Peratrovich was born in Petersburg on July 4, 1911. One hundred and nine years later helpers pulled down a persistent covering over her newly painted likeness.
Local resident and Petersburg Indian Association tribal council vice president Brenda Norheim welcomed a small gathering in front of the Petersburg courthouse.
“Although we know that it took the hard work and voices of many Alaska Natives for the passage of the anti-discrimination law in Alaska, it was the strong powerful poignant words of Elizabeth Peratrovich that had the lasting impact on our territorial Senate that day in 1945 that sealed the passage of the 1945 anti-discrimination law in Alaska,” Norheim said. “Here we are, 75 years later, recognizing this amazing bold, woman in her birthplace, as a community. And I just think that’s awesome.”
The mural highlights Peratrovich’s role in the passage of the Anti-Discrimination Act of 1945, which made it illegal to discriminate based on race. She and her husband Roy lobbied for passage of that bill, initially proposed by the Alaska Native Brotherhood and Alaska Native Sisterhood.
“I’m very proud today to stand before you with this beautiful mural that was done with love and respect for a lady who fought for our civil rights in the beginning and she fought for the children to get better education,” said Barbara Erickson, president of the local chapter of the ANS. “She fought for Native people to have better homes, better jobs, all those things that we are still fighting for to this very day, not to the same degree but the fight still goes on. And I’m very proud to be a part of that organization that her father Andrew Wanamaker founded.”
Speakers also called for more unity in Petersburg and for more symbols of Native culture and place names here. Several speakers also mentioned Amy Hallingstad, originally from Haines. She moved to Kake and then Petersburg and was also noted for her work in seeking civil rights in the middle of last century.
Janine Gibbons painted the mural and told of some of the history she uncovered during her research for the work.

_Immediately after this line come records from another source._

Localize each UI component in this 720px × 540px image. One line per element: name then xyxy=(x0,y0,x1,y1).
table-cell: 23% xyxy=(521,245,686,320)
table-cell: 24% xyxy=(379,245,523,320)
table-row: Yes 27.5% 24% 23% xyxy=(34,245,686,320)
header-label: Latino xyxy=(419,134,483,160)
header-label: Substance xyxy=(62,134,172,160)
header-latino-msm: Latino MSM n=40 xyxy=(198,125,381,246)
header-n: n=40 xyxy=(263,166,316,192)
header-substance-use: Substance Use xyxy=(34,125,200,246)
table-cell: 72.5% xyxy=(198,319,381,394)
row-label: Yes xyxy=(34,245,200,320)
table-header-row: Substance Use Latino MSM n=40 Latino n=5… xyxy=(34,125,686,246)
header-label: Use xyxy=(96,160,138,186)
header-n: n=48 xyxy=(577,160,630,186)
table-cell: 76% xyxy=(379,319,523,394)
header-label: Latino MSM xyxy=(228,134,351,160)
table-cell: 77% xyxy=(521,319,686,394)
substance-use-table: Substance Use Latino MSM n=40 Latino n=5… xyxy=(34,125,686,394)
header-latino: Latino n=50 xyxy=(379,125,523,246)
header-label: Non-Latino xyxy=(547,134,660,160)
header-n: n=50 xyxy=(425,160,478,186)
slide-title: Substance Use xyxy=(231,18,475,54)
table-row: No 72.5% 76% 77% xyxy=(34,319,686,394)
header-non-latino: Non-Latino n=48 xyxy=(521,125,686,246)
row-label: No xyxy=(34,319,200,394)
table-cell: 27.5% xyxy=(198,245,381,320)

“Native women played an important role in uplifting their families,” Gibbons said. “Early on each summer Tlingit women paddled from Kake to work in Petersburg’s canneries but they did not receive equal pay. Elizabeth Peratrovich, Amy Hallingstad and a Norwegian, Dorothy Hofstad worked to bring the AFL-CIO union to Petersburg and with it better pay for Native women.”
Another speaker was Diane Benson who moved to Petersburg. She’s a scholar and actor who has portrayed Peratrovich and has also sought political office at the state and national levels. She spoke of the symbol that would be raised on the courthouse in honor of Native culture. But she also spoke about the work left to do.
“Today we have the majority per capita of Native men filling our prisons.,” Benson said. “We still have, even though we have corporations and money and that image of having great health and through our health corporations, through our Native corporations and dividends, the majority of our people are without still and struggling to have the rights to subsist, still, struggling to not be called names in school, still, struggling not to be marginalized, still. So we do have work to do. It’s an ongoing thing. It’s not a one time thing.”
The mural has not yet been installed. That will happen at a later date after the courthouse is done receiving a new coat of paint. The Petersburg Arts Council is still accepting donations for that project.